Global financial markets saw increased volatility in August as markets attempted to assess the impact of shifting economic growth prospects and the monetary policy path ahead.
– Global equities (-1.7%) receded in August. Markets sold off through the first three weeks of August with US equities (-1.6%) down by as much as -4% mid-month. Stronger-than-expected US data saw investors push US 10Y bond yields higher which weighed on equity market valuations. This trend partially reversed towards month end given a less hawkish tone from US Federal Reserve (The Fed) Chair Powell’s Jackson Hole address which eased investor concerns about more rate hikes from the world’s most important central bank.
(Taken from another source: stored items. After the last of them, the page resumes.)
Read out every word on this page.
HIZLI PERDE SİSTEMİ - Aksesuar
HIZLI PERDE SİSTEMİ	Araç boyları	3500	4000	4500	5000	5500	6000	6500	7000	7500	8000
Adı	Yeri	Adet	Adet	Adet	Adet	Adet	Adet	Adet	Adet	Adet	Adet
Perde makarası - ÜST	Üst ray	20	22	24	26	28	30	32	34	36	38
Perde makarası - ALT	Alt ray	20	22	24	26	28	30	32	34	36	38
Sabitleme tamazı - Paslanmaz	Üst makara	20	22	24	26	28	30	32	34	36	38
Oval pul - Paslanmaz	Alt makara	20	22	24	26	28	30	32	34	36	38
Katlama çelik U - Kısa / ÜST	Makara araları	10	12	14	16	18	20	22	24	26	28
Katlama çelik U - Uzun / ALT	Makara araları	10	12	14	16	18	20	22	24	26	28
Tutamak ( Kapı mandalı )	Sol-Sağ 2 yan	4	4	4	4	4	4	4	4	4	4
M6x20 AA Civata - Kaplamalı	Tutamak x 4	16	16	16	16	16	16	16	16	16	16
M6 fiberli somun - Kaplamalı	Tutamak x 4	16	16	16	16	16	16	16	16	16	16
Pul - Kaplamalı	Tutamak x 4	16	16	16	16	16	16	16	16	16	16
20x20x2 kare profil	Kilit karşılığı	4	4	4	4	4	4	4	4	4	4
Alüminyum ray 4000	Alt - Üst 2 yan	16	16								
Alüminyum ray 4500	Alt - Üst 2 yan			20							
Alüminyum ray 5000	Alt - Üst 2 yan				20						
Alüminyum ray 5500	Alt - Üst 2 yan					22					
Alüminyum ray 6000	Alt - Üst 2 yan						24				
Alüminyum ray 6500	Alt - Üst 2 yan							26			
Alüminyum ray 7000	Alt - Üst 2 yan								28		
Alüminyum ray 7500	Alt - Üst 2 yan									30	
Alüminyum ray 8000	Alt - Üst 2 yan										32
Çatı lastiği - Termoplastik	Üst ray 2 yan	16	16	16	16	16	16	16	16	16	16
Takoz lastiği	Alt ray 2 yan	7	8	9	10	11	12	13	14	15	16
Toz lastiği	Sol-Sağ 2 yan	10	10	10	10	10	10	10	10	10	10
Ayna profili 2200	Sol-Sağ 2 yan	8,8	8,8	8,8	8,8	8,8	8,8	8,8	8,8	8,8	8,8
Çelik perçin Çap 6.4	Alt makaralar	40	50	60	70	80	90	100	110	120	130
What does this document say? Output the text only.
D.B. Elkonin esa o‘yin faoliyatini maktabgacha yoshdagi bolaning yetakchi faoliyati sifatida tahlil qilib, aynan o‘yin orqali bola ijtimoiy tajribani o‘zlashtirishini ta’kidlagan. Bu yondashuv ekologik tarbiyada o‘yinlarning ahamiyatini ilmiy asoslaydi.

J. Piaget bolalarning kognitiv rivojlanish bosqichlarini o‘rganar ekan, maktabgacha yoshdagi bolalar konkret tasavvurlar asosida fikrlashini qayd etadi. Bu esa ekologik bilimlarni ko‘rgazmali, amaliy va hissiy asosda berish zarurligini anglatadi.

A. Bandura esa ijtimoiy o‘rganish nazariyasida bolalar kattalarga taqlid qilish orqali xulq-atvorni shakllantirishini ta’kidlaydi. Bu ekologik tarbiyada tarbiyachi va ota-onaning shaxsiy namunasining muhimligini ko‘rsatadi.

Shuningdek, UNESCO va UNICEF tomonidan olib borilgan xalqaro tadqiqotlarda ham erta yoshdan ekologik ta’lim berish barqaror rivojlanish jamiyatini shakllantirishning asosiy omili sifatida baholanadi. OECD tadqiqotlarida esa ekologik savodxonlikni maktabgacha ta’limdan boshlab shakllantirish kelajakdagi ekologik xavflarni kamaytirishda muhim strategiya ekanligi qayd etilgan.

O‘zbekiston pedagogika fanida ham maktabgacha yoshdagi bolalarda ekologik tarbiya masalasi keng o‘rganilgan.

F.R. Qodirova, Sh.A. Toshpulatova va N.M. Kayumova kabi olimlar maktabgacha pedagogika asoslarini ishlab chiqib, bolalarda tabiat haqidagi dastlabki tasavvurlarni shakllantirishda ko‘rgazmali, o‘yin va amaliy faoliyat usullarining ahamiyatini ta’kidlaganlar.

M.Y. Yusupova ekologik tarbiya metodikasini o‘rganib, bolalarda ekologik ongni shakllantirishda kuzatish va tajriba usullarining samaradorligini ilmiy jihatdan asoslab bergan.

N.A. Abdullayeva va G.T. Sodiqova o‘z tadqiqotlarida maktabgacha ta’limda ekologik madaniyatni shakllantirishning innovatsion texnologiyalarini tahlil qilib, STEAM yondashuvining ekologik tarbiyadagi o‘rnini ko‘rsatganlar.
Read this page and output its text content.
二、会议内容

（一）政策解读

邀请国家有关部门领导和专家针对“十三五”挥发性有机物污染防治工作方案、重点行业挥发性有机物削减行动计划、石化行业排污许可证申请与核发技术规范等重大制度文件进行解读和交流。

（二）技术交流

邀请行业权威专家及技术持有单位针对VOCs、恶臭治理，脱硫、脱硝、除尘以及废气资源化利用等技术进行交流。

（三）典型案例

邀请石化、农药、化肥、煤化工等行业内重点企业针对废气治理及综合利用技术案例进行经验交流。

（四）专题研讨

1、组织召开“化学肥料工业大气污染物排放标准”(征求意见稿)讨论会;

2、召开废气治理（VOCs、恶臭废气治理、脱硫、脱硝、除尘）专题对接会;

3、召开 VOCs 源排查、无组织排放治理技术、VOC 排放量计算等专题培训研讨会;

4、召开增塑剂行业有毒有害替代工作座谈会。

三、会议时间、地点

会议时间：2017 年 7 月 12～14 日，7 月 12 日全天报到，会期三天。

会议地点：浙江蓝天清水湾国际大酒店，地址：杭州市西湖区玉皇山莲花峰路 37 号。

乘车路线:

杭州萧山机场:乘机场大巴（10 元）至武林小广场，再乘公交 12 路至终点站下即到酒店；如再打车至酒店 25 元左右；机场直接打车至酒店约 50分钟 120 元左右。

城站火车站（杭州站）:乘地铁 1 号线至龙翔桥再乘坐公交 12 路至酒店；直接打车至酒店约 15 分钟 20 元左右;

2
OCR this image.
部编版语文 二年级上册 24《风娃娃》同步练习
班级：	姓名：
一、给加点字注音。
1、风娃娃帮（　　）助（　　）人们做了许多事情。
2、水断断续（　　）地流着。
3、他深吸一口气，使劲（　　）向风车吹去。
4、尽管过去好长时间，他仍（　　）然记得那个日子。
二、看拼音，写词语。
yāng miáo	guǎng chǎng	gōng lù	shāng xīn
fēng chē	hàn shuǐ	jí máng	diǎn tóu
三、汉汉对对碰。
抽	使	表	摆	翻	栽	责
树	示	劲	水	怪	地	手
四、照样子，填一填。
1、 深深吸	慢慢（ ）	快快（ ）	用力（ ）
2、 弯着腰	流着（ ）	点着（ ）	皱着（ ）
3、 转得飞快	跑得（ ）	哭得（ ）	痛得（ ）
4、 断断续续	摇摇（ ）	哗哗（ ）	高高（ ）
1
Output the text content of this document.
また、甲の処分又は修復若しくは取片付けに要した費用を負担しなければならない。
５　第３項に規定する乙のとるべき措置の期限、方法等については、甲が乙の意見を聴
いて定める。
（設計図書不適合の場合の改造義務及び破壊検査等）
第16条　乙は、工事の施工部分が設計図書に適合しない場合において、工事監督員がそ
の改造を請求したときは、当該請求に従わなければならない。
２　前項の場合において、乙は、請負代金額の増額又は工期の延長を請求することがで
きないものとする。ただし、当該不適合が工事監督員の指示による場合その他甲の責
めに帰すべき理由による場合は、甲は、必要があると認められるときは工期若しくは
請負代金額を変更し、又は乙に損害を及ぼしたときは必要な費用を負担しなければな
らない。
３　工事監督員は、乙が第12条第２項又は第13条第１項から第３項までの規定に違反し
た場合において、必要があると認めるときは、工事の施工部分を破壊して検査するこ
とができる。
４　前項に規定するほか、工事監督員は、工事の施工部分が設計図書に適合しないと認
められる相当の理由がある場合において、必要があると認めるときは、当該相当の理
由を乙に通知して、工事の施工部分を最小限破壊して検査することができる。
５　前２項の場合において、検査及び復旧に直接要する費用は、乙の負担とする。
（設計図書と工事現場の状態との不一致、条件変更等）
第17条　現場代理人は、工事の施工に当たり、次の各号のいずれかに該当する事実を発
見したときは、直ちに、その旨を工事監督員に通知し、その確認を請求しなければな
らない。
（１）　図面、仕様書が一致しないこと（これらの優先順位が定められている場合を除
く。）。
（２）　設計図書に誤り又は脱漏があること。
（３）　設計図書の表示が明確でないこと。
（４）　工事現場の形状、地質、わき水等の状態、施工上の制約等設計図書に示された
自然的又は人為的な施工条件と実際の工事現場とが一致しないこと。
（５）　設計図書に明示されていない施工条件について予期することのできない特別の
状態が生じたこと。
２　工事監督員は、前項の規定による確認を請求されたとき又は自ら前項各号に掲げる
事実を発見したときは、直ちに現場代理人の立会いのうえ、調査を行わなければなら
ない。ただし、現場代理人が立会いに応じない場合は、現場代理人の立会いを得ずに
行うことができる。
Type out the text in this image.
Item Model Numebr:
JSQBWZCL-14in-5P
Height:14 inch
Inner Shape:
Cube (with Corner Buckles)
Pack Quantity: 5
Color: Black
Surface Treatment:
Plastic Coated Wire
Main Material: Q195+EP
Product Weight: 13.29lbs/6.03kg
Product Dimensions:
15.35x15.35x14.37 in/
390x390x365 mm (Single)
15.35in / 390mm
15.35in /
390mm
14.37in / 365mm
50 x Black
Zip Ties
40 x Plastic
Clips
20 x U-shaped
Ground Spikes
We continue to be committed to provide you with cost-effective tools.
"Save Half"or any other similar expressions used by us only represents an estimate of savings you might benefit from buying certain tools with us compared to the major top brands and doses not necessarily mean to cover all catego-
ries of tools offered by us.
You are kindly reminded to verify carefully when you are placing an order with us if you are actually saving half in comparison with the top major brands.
– Australian equities (-0.7%) outperformed their developed market peers and experienced a relatively modest decline. The Australian reporting season was mixed with better-than-expected EPS growth offset by a large number of downward revisions to expectations. This signalled an impending contraction in total earnings underpinned by mounting cost pressures stemming from labour, rent, energy, transport, and technology expenditures weighed on operating margins. These costs, combined with a squeeze on disposable income and depleted household savings, conspire to constrain corporate pricing power and hence revenue growth.
– In contrast, Emerging markets (-4.7%) continued to underperform their developed market peers, reflecting the potent combination of slowing growth momentum in all key non-US economies, in addition to a stronger US Dollar and higher US bond yields.
– US 10-year yields (+15bps) rose sharply through the first half of the month before moderating The US yield curve, however, remains deeply inverted which has historically signalled economic challenges are ahead. Australian 10-year bonds (-3bps) remained relatively unchanged after the RBA held rates at 4.1% at its August meeting while the yield curve steepened with 2-year yields (-23bps) rallying over the month.
– Meanwhile, energy commodities rose, led by thermal Coal (+13.6%) while Iron Ore (+6.9%) also performed well, on the back of robust Chinese steel production. Gold (-1.4%) gave back a portion of recent gains, reflecting rising bond yields and a stronger US dollar.